Until you get into it deeply, you don't quite understand that you can actually turn down some of your spend. A lot of CIOs don't realize it till you speak to them about that, and they're like, "Really, I didn't know you could do that."
Saad Chaudhry. CIO of Luminis Health (Annapolis, Md.): Most CIOs have always understood that when you go to the cloud, you're trading periodic capital expenses for hardware refreshes, along with data-center operations headaches, for a more predictable, albeit higher, operational cost, month over month and year over year.

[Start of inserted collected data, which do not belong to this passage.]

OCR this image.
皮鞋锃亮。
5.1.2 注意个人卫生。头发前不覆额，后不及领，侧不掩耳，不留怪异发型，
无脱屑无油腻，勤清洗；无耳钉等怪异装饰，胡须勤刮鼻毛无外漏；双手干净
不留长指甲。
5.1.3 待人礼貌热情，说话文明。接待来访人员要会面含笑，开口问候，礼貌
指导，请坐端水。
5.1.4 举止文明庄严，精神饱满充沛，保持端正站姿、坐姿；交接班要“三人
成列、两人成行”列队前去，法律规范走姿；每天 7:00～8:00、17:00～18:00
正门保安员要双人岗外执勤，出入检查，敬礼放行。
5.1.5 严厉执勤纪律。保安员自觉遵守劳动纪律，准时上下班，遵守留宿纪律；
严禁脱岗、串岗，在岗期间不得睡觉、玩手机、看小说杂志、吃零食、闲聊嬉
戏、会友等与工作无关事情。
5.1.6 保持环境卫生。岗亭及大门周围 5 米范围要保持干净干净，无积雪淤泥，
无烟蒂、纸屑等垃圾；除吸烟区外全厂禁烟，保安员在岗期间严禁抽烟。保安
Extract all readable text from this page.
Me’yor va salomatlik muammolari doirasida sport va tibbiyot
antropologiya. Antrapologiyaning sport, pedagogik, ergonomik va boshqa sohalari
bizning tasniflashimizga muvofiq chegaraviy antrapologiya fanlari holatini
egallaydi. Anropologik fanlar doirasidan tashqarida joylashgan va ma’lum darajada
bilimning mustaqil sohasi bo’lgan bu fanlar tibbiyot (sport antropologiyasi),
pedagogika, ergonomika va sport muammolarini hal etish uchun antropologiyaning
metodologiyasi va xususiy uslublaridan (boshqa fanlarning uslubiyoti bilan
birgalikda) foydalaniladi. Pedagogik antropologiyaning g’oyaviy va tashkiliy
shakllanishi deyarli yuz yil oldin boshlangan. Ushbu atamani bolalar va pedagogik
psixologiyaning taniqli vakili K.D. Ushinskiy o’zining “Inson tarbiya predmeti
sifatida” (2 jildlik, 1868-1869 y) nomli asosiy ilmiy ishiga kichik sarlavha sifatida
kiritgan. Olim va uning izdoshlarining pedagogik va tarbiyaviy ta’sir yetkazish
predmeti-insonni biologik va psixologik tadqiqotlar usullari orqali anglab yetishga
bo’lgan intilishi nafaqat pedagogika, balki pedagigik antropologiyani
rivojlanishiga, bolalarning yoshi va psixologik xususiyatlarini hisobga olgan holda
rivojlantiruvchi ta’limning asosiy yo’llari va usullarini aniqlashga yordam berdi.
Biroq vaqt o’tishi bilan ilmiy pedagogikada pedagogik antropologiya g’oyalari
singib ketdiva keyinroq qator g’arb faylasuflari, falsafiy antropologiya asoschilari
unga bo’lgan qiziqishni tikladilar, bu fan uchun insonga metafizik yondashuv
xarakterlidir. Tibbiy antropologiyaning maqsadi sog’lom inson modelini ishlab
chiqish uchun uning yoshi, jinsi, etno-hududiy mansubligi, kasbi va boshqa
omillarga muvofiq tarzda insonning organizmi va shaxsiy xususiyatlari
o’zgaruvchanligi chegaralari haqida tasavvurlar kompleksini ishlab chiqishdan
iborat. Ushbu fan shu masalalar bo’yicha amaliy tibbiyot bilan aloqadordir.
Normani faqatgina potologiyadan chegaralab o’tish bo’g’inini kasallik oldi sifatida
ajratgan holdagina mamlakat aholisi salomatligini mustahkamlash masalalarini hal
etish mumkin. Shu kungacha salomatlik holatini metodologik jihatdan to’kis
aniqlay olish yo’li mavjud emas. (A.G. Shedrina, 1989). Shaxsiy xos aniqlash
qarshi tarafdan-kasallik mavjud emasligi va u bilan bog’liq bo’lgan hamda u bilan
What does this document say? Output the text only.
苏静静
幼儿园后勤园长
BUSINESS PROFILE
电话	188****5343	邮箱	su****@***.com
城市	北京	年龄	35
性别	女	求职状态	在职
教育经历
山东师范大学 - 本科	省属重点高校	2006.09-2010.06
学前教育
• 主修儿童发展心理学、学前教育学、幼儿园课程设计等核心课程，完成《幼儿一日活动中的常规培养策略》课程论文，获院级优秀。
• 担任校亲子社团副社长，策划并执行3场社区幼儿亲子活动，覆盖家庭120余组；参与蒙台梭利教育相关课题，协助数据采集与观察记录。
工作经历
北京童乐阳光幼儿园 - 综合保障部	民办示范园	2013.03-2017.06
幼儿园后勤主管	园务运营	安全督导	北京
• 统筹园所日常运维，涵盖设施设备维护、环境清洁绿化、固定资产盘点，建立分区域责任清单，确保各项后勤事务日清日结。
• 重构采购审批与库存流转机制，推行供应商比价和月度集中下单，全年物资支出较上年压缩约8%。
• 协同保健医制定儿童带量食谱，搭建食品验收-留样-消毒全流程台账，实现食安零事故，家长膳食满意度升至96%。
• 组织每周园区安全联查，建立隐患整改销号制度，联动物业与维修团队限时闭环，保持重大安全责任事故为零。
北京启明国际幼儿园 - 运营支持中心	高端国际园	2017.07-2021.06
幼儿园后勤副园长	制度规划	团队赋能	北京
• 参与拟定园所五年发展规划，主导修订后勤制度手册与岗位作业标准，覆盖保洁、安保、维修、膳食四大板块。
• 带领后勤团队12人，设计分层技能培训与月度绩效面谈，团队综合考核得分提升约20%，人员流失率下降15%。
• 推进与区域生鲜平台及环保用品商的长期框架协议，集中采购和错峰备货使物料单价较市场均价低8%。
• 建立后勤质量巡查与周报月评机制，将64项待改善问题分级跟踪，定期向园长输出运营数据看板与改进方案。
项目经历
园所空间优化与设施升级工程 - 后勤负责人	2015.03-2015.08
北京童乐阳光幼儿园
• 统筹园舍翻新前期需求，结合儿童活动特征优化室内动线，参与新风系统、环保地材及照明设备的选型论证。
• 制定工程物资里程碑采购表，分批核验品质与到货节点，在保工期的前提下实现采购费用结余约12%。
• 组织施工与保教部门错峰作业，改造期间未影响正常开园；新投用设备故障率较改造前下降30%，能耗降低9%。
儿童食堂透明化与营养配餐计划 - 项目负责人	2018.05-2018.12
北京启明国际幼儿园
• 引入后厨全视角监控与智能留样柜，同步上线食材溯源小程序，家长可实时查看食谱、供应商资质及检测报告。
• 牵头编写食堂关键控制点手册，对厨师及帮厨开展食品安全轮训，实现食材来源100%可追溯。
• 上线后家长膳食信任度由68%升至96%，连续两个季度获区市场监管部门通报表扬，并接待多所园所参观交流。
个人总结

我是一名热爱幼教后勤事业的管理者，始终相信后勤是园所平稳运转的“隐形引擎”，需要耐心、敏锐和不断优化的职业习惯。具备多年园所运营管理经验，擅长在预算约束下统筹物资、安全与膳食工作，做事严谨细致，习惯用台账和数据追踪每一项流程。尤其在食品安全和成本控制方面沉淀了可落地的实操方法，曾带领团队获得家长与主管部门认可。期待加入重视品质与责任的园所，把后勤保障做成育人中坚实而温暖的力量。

I have watermarks set into place that denote the cost for cloud hosting — per system — at which it becomes attractive for me to migrate to a hosted environment. These thresholds take into consideration both the price and the operational metrics of operating on-premise. While cloud-hosting costs were steadily coming down over the pre-pandemic years, they had reached my predefined thresholds in only a percentage of our 250-plus systems. Case in point, our EHR is still hosted by us in our own data center, despite the vendor offering a hosted solution.
I imagine CIOs who are looking to come back on-prem from cloud for the sake of cost are doing so after reviewing their longer-term capital budgeting strategy.
Mark Fred, RN, MSN. COO and CIO of Kirby Medical Center (Monticello, Ill.): Fortunately, we have not had to make such choices. In many post-COVID healthcare markets, volumes continue to grow as the cost of labor and operations is rising. Even in the face of slightly less favorable margins, the fact that cloud hosting offers a lower initial cost, better security and access to on-demand resources continues to make it a better long-term solution than dedicated servers — not to mention the savings in space with choosing cloud over a physical server room. The growing obsolescence of your hardware in relation to the need to stay on the forefront of innovation with the latest software is a given. The ground you lose by choosing not to stay ahead of that curve is very hard to make up.
Christian Lindmark. Chief Technology Officer of Stanford Health Care (Palo Alto, Calif.): We see increased spending in our cloud environments annually and predict it will continue to accelerate in fiscal year 2023 and beyond, for both software as a service (SaaS) and public cloud. Stanford Health Care recently completed a data center consolidation project, moving from five data centers to two co-location facilities and increasing our footprint in the cloud. This is consistent with an overall trend in healthcare, with most organizations determining that owning and operating data centers is not cost-effective or efficient. Furthermore, many vendors in the healthcare space are providing SaaS solutions, eliminating the decision of on-prem versus the cloud.
Historically, when we have looked at our production environments migrating to the cloud, the total cost of ownership has overwhelmingly been more expensive on a five- to seven-year comparison — with capital costs for on-prem hardware and operating costs for management not being reduced enough to offset the increase in operating costs related to cloud spend. However, these comparisons are getting closer each year.
We have found the greatest value in native cloud deployments is with internal software development efforts and disaster recovery environments. The market is still in an early stage, and it will take a few years for some of the greatest benefits for healthcare to emerge, specifically around research data active learning/machine learning.
Additionally, sustainability is a major consideration for us at Stanford Health Care. We are committed to being leaders in improving our IT carbon footprint, and decisions we make related to our infrastructure investments and partners are key considerations moving forward, both in the cloud and on-prem.